U.S. Representative Mel Watt faced lawmakers skeptical of his knowledge of housing-finance issues yesterday when he appeared at a Senate Banking Committee hearing on his nomination to oversee Fannie Mae and Freddie Mac.

Watt, 67, a North Carolina Democrat, offered a bipartisan plan to eliminate the two U.S.-owned companies and replace them with a government reinsurer.

The Federal Housing Finance Agency has explicit authority to help low-income buyers, he told the Senate Banking Committee panel. The agency shouldn’t make or guarantee loans that can’t be paid, he said.

He added that Fannie and Freddie should be subject to the qualified residential mortgage rule, if they are ongoing, and the two should only back loans meeting the qualified mortgage rule.

The Watt nomination is President Barack Obama’s second attempt to fill the FHFA post held since 2009 by Acting Director Edward J. DeMarco, who has been criticized by Democratic lawmakers and consumer-advocacy groups for doing too little to help homeowners struggling in the wake of the financial crisis. The president’s first choice, former North Carolina banking commissioner Joseph Smith, withdrew in 2011 amid Republican opposition.

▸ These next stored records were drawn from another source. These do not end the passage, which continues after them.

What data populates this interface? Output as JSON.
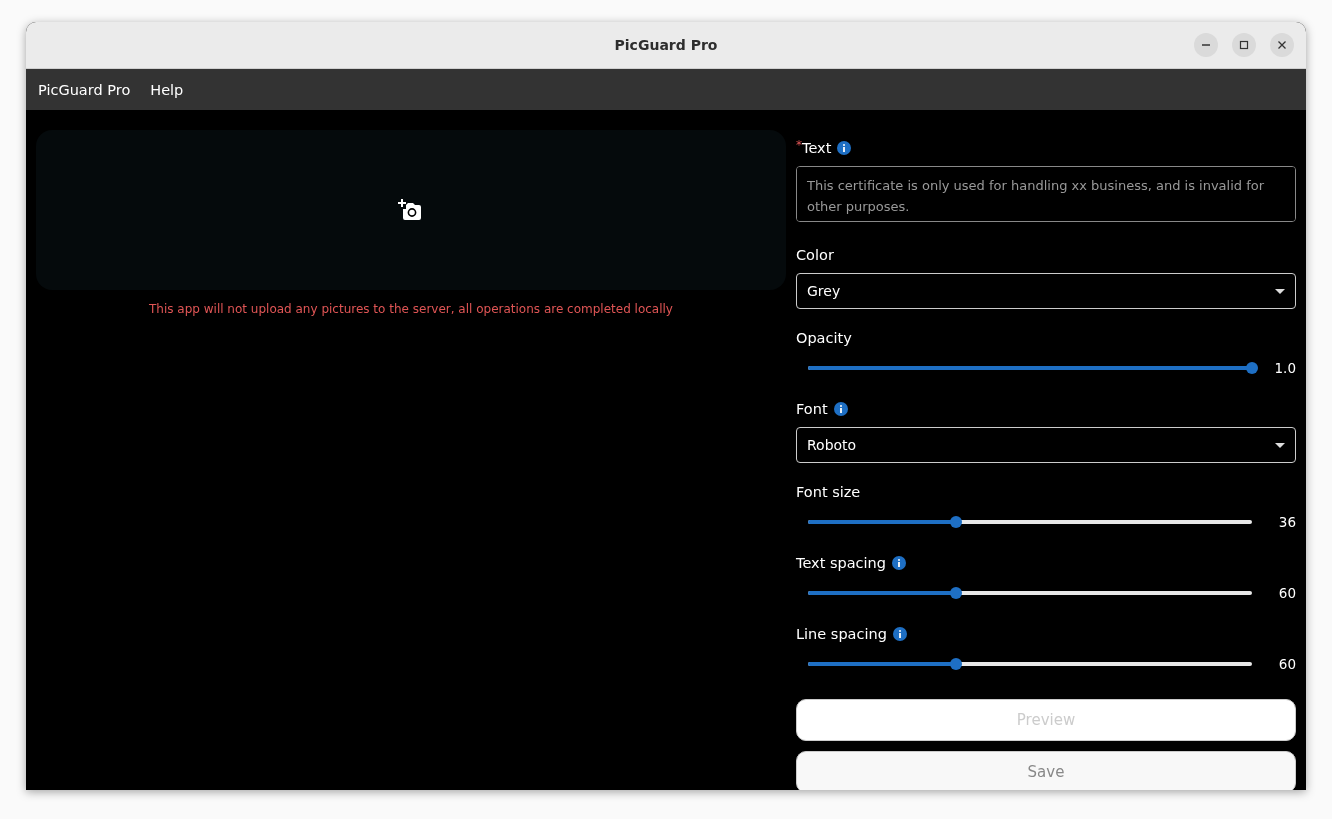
{
  "window": {
    "title": "PicGuard Pro"
  },
  "menu": [
    {
      "label": "PicGuard Pro"
    },
    {
      "label": "Help"
    }
  ],
  "upload": {
    "notice": "This app will not upload any pictures to the server, all operations are completed locally"
  },
  "fields": [
    {
      "kind": "textarea",
      "label": "Text",
      "required_mark": "*",
      "info": true,
      "placeholder": "This certificate is only used for handling xx business, and is invalid for other purposes."
    },
    {
      "kind": "select",
      "label": "Color",
      "info": false,
      "value": "Grey"
    },
    {
      "kind": "slider",
      "label": "Opacity",
      "info": false,
      "level": 1.0,
      "reading": "1.0"
    },
    {
      "kind": "select",
      "label": "Font",
      "info": true,
      "value": "Roboto"
    },
    {
      "kind": "slider",
      "label": "Font size",
      "info": false,
      "level": 0.333,
      "reading": "36"
    },
    {
      "kind": "slider",
      "label": "Text spacing",
      "info": true,
      "level": 0.333,
      "reading": "60"
    },
    {
      "kind": "slider",
      "label": "Line spacing",
      "info": true,
      "level": 0.333,
      "reading": "60"
    }
  ],
  "buttons": [
    {
      "label": "Preview",
      "disabled": true
    },
    {
      "label": "Save",
      "disabled": false
    }
  ]
}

Watt’s chances of gaining confirmation remain unclear. He would need support from at least five Republicans to gain the 60 votes needed for Senate confirmation if he’s backed by all 55 lawmakers who caucus with the Democrats in the 100-member body. Only one Republican, Senator Richard Burr from North Carolina, has endorsed him.

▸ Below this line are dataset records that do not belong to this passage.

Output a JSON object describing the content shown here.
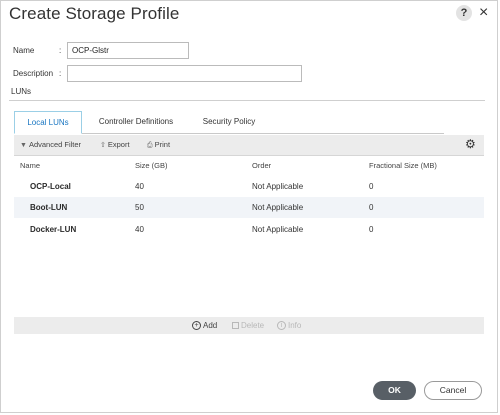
{
  "dialog": {
    "title": "Create Storage Profile",
    "help_label": "?",
    "close_label": "×"
  },
  "form": {
    "name_label": "Name",
    "name_value": "OCP-Glstr",
    "description_label": "Description",
    "description_value": "",
    "colon": ":"
  },
  "section": {
    "title": "LUNs"
  },
  "tabs": [
    {
      "label": "Local LUNs",
      "active": true
    },
    {
      "label": "Controller Definitions",
      "active": false
    },
    {
      "label": "Security Policy",
      "active": false
    }
  ],
  "toolbar": {
    "advanced_filter": "Advanced Filter",
    "export": "Export",
    "print": "Print"
  },
  "table": {
    "columns": [
      "Name",
      "Size (GB)",
      "Order",
      "Fractional Size (MB)"
    ],
    "rows": [
      [
        "OCP-Local",
        "40",
        "Not Applicable",
        "0"
      ],
      [
        "Boot-LUN",
        "50",
        "Not Applicable",
        "0"
      ],
      [
        "Docker-LUN",
        "40",
        "Not Applicable",
        "0"
      ]
    ]
  },
  "actions": {
    "add": "Add",
    "delete": "Delete",
    "info": "Info"
  },
  "footer": {
    "ok": "OK",
    "cancel": "Cancel"
  },
  "colors": {
    "active_tab": "#1976c2",
    "ok_button": "#585f66",
    "toolbar_bg": "#ececec"
  }
}
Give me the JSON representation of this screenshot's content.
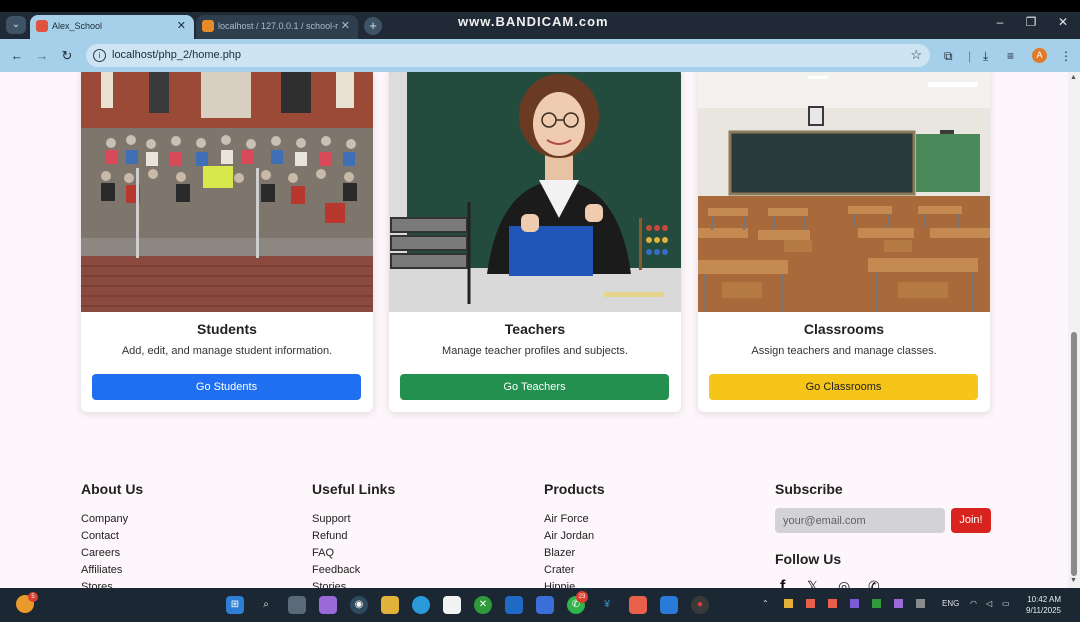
{
  "browser": {
    "tabs": [
      {
        "label": "Alex_School",
        "active": true
      },
      {
        "label": "localhost / 127.0.0.1 / school-r",
        "active": false
      }
    ],
    "recorder_brand": "www.BANDICAM.com",
    "url": "localhost/php_2/home.php",
    "profile_initial": "A"
  },
  "cards": [
    {
      "title": "Students",
      "description": "Add, edit, and manage student information.",
      "button": "Go Students",
      "color": "#1f6ff0",
      "text_color": "#ffffff"
    },
    {
      "title": "Teachers",
      "description": "Manage teacher profiles and subjects.",
      "button": "Go Teachers",
      "color": "#24904f",
      "text_color": "#ffffff"
    },
    {
      "title": "Classrooms",
      "description": "Assign teachers and manage classes.",
      "button": "Go Classrooms",
      "color": "#f6c51a",
      "text_color": "#1e1e1e"
    }
  ],
  "footer": {
    "about": {
      "heading": "About Us",
      "items": [
        "Company",
        "Contact",
        "Careers",
        "Affiliates",
        "Stores"
      ]
    },
    "links": {
      "heading": "Useful Links",
      "items": [
        "Support",
        "Refund",
        "FAQ",
        "Feedback",
        "Stories"
      ]
    },
    "products": {
      "heading": "Products",
      "items": [
        "Air Force",
        "Air Jordan",
        "Blazer",
        "Crater",
        "Hippie"
      ]
    },
    "subscribe": {
      "heading": "Subscribe",
      "placeholder": "your@email.com",
      "button": "Join!"
    },
    "follow": {
      "heading": "Follow Us",
      "icons": [
        "facebook-icon",
        "twitter-icon",
        "instagram-icon",
        "whatsapp-icon"
      ]
    }
  },
  "taskbar": {
    "whatsapp_badge": "23",
    "weather_badge": "5",
    "language": "ENG",
    "time": "10:42 AM",
    "date": "9/11/2025"
  }
}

Senate Banking Committee’s top Republican, Mike Crapo of Idaho, said his concerns about Obama’s choice of Watt, to lead the FHFA reflect the ‘‘political nature” of the nomination.

His concern isn’t a reflection on Watt, who has had a “long and successful” career in Congress and is “well liked,” Crapo said in opening comments at the hearing. His concerns “reflect the unique position of the FHFA director,” who has almost “unchecked power” over mortgage market, Crapo said.

Watt, 67, backed a measure that would let bankruptcy judges force lenders to cut principal owed on mortgages -- a tactic that he called a legal “sledgehammer” against banks. Republicans say they will attack that position, his past support for Fannie Mae and Freddie Mac, and his qualifications for the job. Watt has served in Congress since 1992.